Re-Conceptualizing Rizal and Viola in Potsdam, Sans Souci, Germany

 Rizal's view of German justice is best illustrated in  a story of the Postdam miller and King Frederick II.


On the day of the Berlin International Marathon, (last week-end of September 2012), all the city tour buses were re-directed.  They were forbidden to drive into the city, so they took tourists to Postdam and SansSouci instead.

However I really planned to visit Potsdam in order to follow the footsteps of Dr Jose Rizal traveling with his best friend, Dr. Maximo Viola, in 1886.
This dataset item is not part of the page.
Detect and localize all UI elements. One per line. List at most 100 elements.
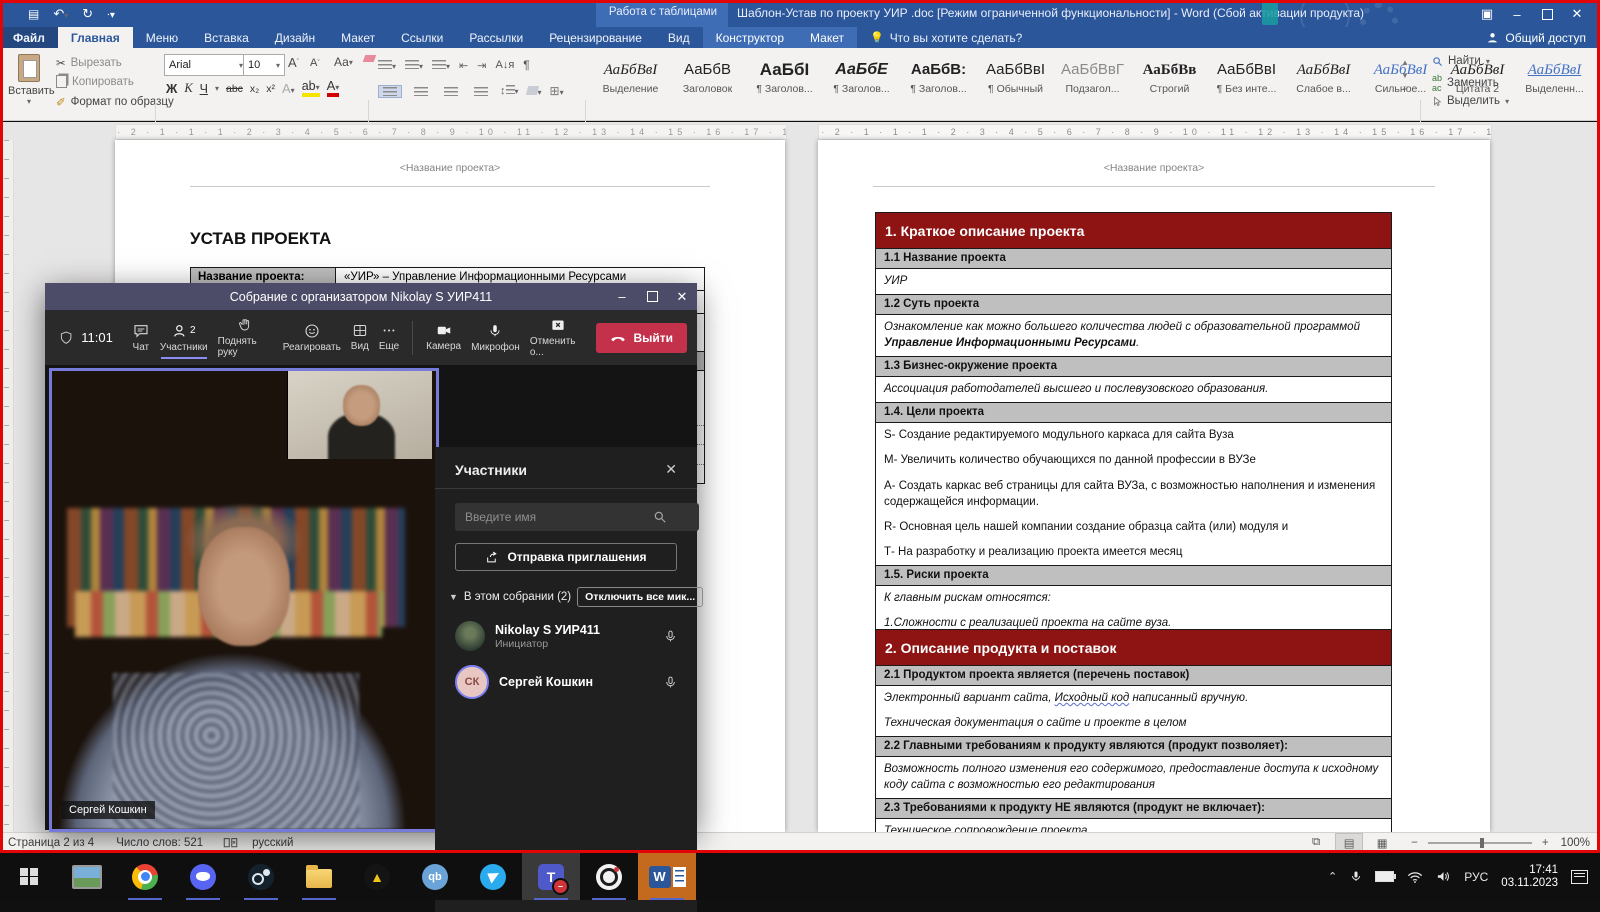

Let's not go into the historical significance of the Postdam conference in 1945 when Churchill, Roosevelt and Stalin met at the Cecilienhof Palace to determine the fate of defeated Nazi Germany.

We will instead go straight to the Postdam miller's story.
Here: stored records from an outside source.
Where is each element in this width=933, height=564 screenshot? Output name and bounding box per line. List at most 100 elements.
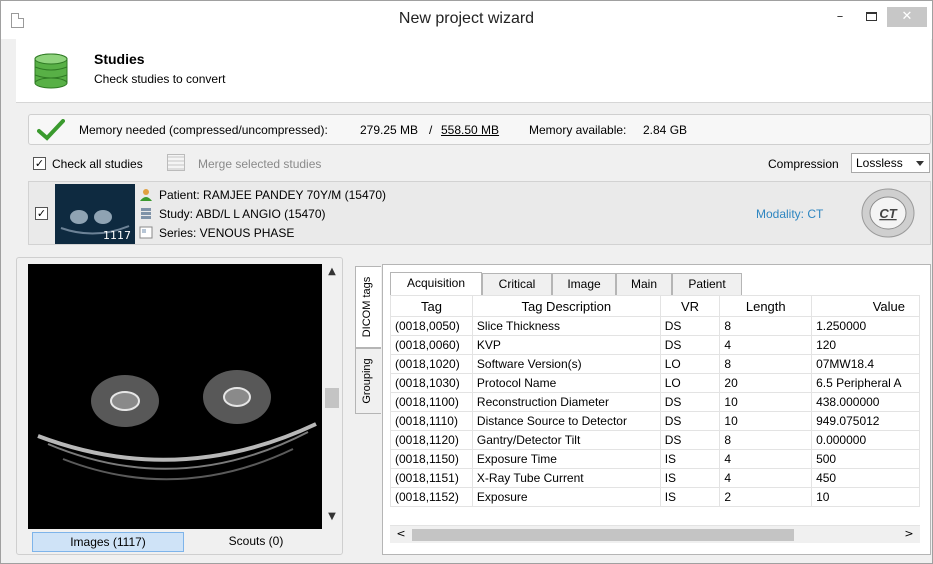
patient-line: Patient: RAMJEE PANDEY 70Y/M (15470): [139, 188, 386, 202]
check-all-checkbox[interactable]: ✓: [33, 157, 46, 170]
value-cell: 450: [811, 468, 920, 488]
scroll-left-icon[interactable]: <: [392, 527, 410, 543]
ct-slice-image: [37, 370, 317, 481]
memory-available-value: 2.84 GB: [643, 123, 688, 137]
table-row[interactable]: (0018,1151) X-Ray Tube Current IS 4 450: [390, 468, 920, 488]
table-row[interactable]: (0018,0050) Slice Thickness DS 8 1.250000: [390, 316, 920, 336]
description-cell: Exposure Time: [471, 449, 661, 469]
vr-cell: DS: [659, 316, 721, 336]
patient-icon: [140, 189, 152, 201]
study-icon: [141, 208, 151, 219]
tab-scouts[interactable]: Scouts (0): [191, 532, 321, 552]
vr-cell: LO: [659, 354, 721, 374]
column-header-length[interactable]: Length: [719, 295, 813, 317]
tags-table-viewport: Tag Tag Description VR Length Value (001…: [390, 295, 920, 525]
memory-compressed-value: 279.25 MB: [360, 123, 419, 137]
tab-acquisition[interactable]: Acquisition: [390, 272, 482, 295]
scroll-up-icon[interactable]: ▲: [323, 266, 341, 282]
tab-critical[interactable]: Critical: [482, 273, 552, 295]
scrollbar-thumb[interactable]: [325, 388, 339, 408]
table-row[interactable]: (0018,1150) Exposure Time IS 4 500: [390, 449, 920, 469]
tag-cell: (0018,1030): [390, 373, 473, 393]
minimize-button[interactable]: –: [827, 7, 853, 27]
vr-cell: DS: [659, 430, 721, 450]
tag-cell: (0018,0060): [390, 335, 473, 355]
description-cell: KVP: [471, 335, 661, 355]
series-icon: [139, 226, 153, 239]
length-cell: 4: [719, 335, 813, 355]
table-row[interactable]: (0018,1110) Distance Source to Detector DS…: [390, 411, 920, 431]
page-subtitle: Check studies to convert: [94, 72, 226, 86]
memory-needed-label: Memory needed (compressed/uncompressed):: [79, 123, 328, 137]
tag-cell: (0018,0050): [390, 316, 473, 336]
length-cell: 8: [719, 354, 813, 374]
column-header-vr[interactable]: VR: [659, 295, 721, 317]
hscrollbar-thumb[interactable]: [412, 529, 794, 541]
study-row[interactable]: ✓ 1117 Patient: RAMJEE PANDEY 70Y/M (154…: [28, 181, 931, 245]
series-info: Series: VENOUS PHASE: [159, 226, 295, 240]
column-header-description[interactable]: Tag Description: [471, 295, 661, 317]
wizard-window: New project wizard – ✕ Studies Check stu…: [0, 0, 933, 564]
tab-image[interactable]: Image: [552, 273, 616, 295]
column-header-value[interactable]: Value: [811, 295, 920, 317]
check-all-label[interactable]: Check all studies: [52, 157, 143, 171]
dicom-tags-table: Tag Tag Description VR Length Value (001…: [390, 295, 920, 507]
value-cell: 438.000000: [811, 392, 920, 412]
patient-info: Patient: RAMJEE PANDEY 70Y/M (15470): [159, 188, 386, 202]
length-cell: 4: [719, 468, 813, 488]
value-cell: 500: [811, 449, 920, 469]
length-cell: 20: [719, 373, 813, 393]
tags-horizontal-scrollbar[interactable]: < >: [390, 525, 920, 543]
length-cell: 8: [719, 316, 813, 336]
scroll-right-icon[interactable]: >: [900, 527, 918, 543]
merge-studies-button[interactable]: Merge selected studies: [198, 157, 321, 171]
table-row[interactable]: (0018,1100) Reconstruction Diameter DS 10 43…: [390, 392, 920, 412]
memory-uncompressed-link[interactable]: 558.50 MB: [441, 123, 499, 137]
close-button[interactable]: ✕: [887, 7, 927, 27]
table-row[interactable]: (0018,1030) Protocol Name LO 20 6.5 Peripher…: [390, 373, 920, 393]
tab-patient[interactable]: Patient: [672, 273, 742, 295]
checkmark-icon: [37, 119, 65, 141]
ct-modality-badge: CT: [861, 188, 915, 238]
merge-icon: [167, 154, 185, 171]
vr-cell: DS: [659, 411, 721, 431]
page-title: Studies: [94, 51, 145, 67]
column-header-tag[interactable]: Tag: [390, 295, 473, 317]
value-cell: 07MW18.4: [811, 354, 920, 374]
viewer-scrollbar[interactable]: ▲ ▼: [323, 264, 341, 529]
study-line: Study: ABD/L L ANGIO (15470): [139, 207, 326, 221]
compression-label: Compression: [768, 157, 839, 171]
table-row[interactable]: (0018,0060) KVP DS 4 120: [390, 335, 920, 355]
tag-cell: (0018,1150): [390, 449, 473, 469]
scroll-down-icon[interactable]: ▼: [323, 511, 341, 527]
ct-image-viewer[interactable]: [28, 264, 322, 529]
length-cell: 4: [719, 449, 813, 469]
tab-main[interactable]: Main: [616, 273, 672, 295]
table-header-row: Tag Tag Description VR Length Value: [390, 295, 920, 317]
tab-grouping[interactable]: Grouping: [355, 348, 381, 414]
chevron-down-icon: [916, 161, 924, 166]
tab-dicom-tags[interactable]: DICOM tags: [355, 266, 381, 348]
vr-cell: LO: [659, 373, 721, 393]
tab-images[interactable]: Images (1117): [32, 532, 184, 552]
vr-cell: IS: [659, 449, 721, 469]
memory-bar: Memory needed (compressed/uncompressed):…: [28, 114, 931, 145]
value-cell: 949.075012: [811, 411, 920, 431]
table-row[interactable]: (0018,1152) Exposure IS 2 10: [390, 487, 920, 507]
memory-separator: /: [429, 123, 433, 137]
compression-select[interactable]: Lossless: [851, 153, 930, 173]
value-cell: 0.000000: [811, 430, 920, 450]
compression-value: Lossless: [856, 156, 903, 170]
maximize-button[interactable]: [858, 7, 884, 27]
ct-badge-text: CT: [879, 206, 897, 221]
study-thumbnail: 1117: [55, 184, 135, 244]
table-row[interactable]: (0018,1120) Gantry/Detector Tilt DS 8 0.0000…: [390, 430, 920, 450]
tag-cell: (0018,1100): [390, 392, 473, 412]
study-checkbox[interactable]: ✓: [35, 207, 48, 220]
length-cell: 10: [719, 411, 813, 431]
database-icon: [34, 53, 68, 89]
table-row[interactable]: (0018,1020) Software Version(s) LO 8 07MW18.…: [390, 354, 920, 374]
tag-cell: (0018,1151): [390, 468, 473, 488]
description-cell: Exposure: [471, 487, 661, 507]
vr-cell: IS: [659, 468, 721, 488]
King Friedrich II of Germany built a magnificent palace in Potsdam and called it Sans Souci,  (French for "without any care." He loved this palace for its sculpted gardens and valuable art pieces and lavish halls.  He spent most of his days in the peace, quiet and comfort of this palace, away from the daily grind of Berlin.
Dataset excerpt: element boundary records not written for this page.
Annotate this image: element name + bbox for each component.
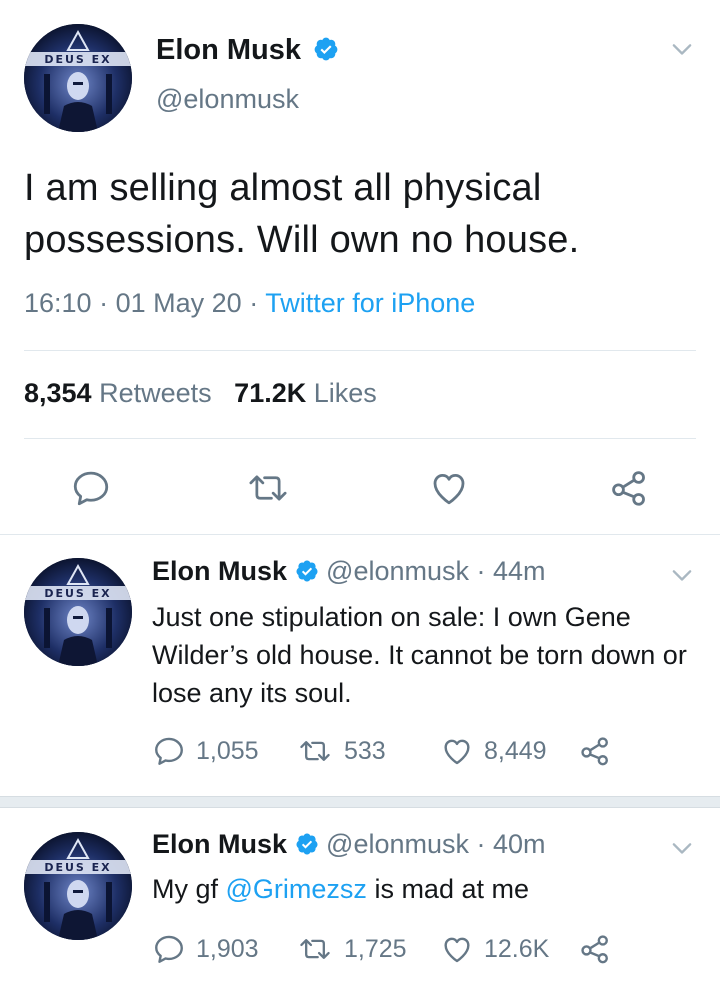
tweet-text: I am selling almost all physical possess… [24, 167, 580, 261]
like-action[interactable]: 12.6K [440, 932, 549, 966]
reply-count: 1,903 [196, 934, 259, 963]
likes-count: 71.2K [234, 378, 307, 408]
reply-count: 1,055 [196, 736, 259, 765]
user-name[interactable]: Elon Musk [156, 34, 339, 67]
avatar[interactable]: DEUS EX [24, 832, 132, 940]
retweets-count: 8,354 [24, 378, 92, 408]
retweet-action[interactable]: 1,725 [296, 932, 407, 966]
share-action[interactable] [578, 734, 622, 768]
avatar-image: DEUS EX [24, 558, 132, 666]
avatar[interactable]: DEUS EX [24, 24, 132, 132]
svg-text:DEUS EX: DEUS EX [44, 587, 111, 600]
retweet-icon [300, 741, 330, 761]
like-count: 8,449 [484, 736, 547, 765]
retweets-label: Retweets [99, 378, 212, 408]
svg-text:DEUS EX: DEUS EX [44, 861, 111, 874]
tweet-text-start: My gf [152, 874, 226, 904]
svg-text:DEUS EX: DEUS EX [44, 53, 111, 66]
user-name-text[interactable]: Elon Musk [156, 34, 301, 66]
retweet-action[interactable]: 533 [296, 734, 386, 768]
like-icon[interactable] [428, 467, 470, 509]
like-count: 12.6K [484, 934, 550, 963]
chevron-down-icon[interactable] [668, 835, 696, 863]
tweet-text: Just one stipulation on sale: I own Gene… [152, 602, 687, 708]
divider [0, 534, 720, 535]
tweet-source-link[interactable]: Twitter for iPhone [265, 288, 475, 318]
chevron-down-icon[interactable] [668, 36, 696, 64]
share-icon [581, 935, 608, 964]
share-icon[interactable] [608, 467, 650, 509]
meta-dot: · [99, 288, 116, 318]
tweet-time: 16:10 [24, 288, 92, 318]
chevron-down-icon[interactable] [668, 562, 696, 590]
meta-dot: · [469, 829, 494, 859]
divider [24, 438, 696, 439]
tweet-time-ago: 44m [493, 556, 546, 586]
retweets-stat[interactable]: 8,354 Retweets [24, 378, 212, 408]
avatar-image: DEUS EX [24, 24, 132, 132]
reply-action[interactable]: 1,903 [152, 932, 259, 966]
retweet-count: 533 [344, 736, 386, 765]
reply-icon [155, 935, 183, 963]
user-name[interactable]: Elon Musk [152, 556, 287, 586]
meta-dot: · [249, 288, 266, 318]
reply-action[interactable]: 1,055 [152, 734, 259, 768]
share-action[interactable] [578, 932, 622, 966]
verified-badge-icon [296, 833, 318, 855]
tweet-text: My gf @Grimezsz is mad at me [152, 870, 697, 908]
verified-badge-icon [314, 37, 338, 61]
meta-dot: · [469, 556, 494, 586]
divider [24, 350, 696, 351]
user-handle[interactable]: @elonmusk [326, 829, 469, 859]
mention-link[interactable]: @Grimezsz [226, 874, 367, 904]
tweet-stats: 8,354 Retweets 71.2K Likes [24, 378, 377, 409]
avatar-image: DEUS EX [24, 832, 132, 940]
reply-header: Elon Musk @elonmusk · 44m [152, 556, 546, 587]
user-handle[interactable]: @elonmusk [326, 556, 469, 586]
share-icon [581, 737, 608, 766]
likes-label: Likes [313, 378, 377, 408]
tweet-time-ago: 40m [493, 829, 546, 859]
verified-badge-icon [296, 560, 318, 582]
likes-stat[interactable]: 71.2K Likes [234, 378, 377, 408]
like-icon [444, 937, 470, 963]
tweet-date: 01 May 20 [115, 288, 242, 318]
user-name[interactable]: Elon Musk [152, 829, 287, 859]
thread-separator [0, 796, 720, 808]
retweet-icon [300, 939, 330, 959]
avatar[interactable]: DEUS EX [24, 558, 132, 666]
reply-header: Elon Musk @elonmusk · 40m [152, 829, 546, 860]
retweet-icon[interactable] [244, 467, 292, 509]
like-action[interactable]: 8,449 [440, 734, 547, 768]
reply-icon [155, 737, 183, 765]
reply-icon[interactable] [70, 467, 112, 509]
like-icon [444, 739, 470, 765]
user-handle[interactable]: @elonmusk [156, 84, 299, 115]
tweet-meta: 16:10 · 01 May 20 · Twitter for iPhone [24, 288, 475, 319]
tweet-text-end: is mad at me [366, 874, 529, 904]
retweet-count: 1,725 [344, 934, 407, 963]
But there was a hitch.  The site where his architects built his palace was adjacent to a charming simple rustic miller and his family with lots of farm animals. The  miller had an old traditional windmill to grind his grains.  It was a natural bucolic scene.

It was interesting at first. Soon, the farm  novelty wore off and the king could no longer stand the noise.  He couldn't sleep. The windmill kept creaking even with the slightest wisp of wind.  The barnyard animals were a nuisance, especially the roosters

So the king offered to buy the adjacent land.  He'll purchase the land and tear down that blasted old windmill, drive  away those mooing, cackling, crowing, frittering, chattering barnyard fools,  including the miller's wife and children.

The miller refused. "Where is it ever been declared that I should leave when I had done nothing?  Nothing at all?"

He insisted on his natural right of domain.

      "You may be the king, " he said, "but I was here first.  In fact you are disturbing my peace and disrupting my normal routine."

Well, the king got furious and imperiously declared;

      "I 'm the KIng.  I can do what I wish.  l can  get you out of my way."

The miller replied, "Well, don't we have the rule of the land,  a set of rules and law?  Let's get the court to decide whether justice prevails equally for  the rich and powerful and the poor simple people of the realm.

And to make the story short, the court heard the case of the King vs the Miller and declared a decision in favor of the Miller.

That windmill still stands over there, near the palace of Sans Souci.  It has gained an international character.  That windmill design is so primitive and of course it captures the Middle Ages' technology.

Rizal related this story in his journal and said, this would never happen in the Philippines where the rich and powerful are always above he law.

Viola wrote this story in his Memoirs, too.

I made a  charcoal sketch of the creaking old windmill.  l  bought a children's book with colored  illustration by a German artist.  I plan to translate this story  in Tagalog for publication in the Island Sentinel, a Mindoro regional newspaper.

Rizal and Viola continued to travel on to Dresden, and Munich.  You'll  next hear from me in Munich.

Aufwedersehen!


I took a lot of pictures which I"ll share later.



     *******
Post Script.
The bus to Potsdam picked me up on Meineke strasse but returned and left me stranded in another spot about 3 blocks from Meineke Strasse due of the Marathon race detours.  Poor Sir Gerhard! He was waiting for the bus at Meineke,  to take me back to my hotel.  But I was nowhere around.  I saw a police station and asked them to call Gerhard.

It can be said that Sir Gerhard lost his ward (me), and that I was  picked up stranded at the Police Station.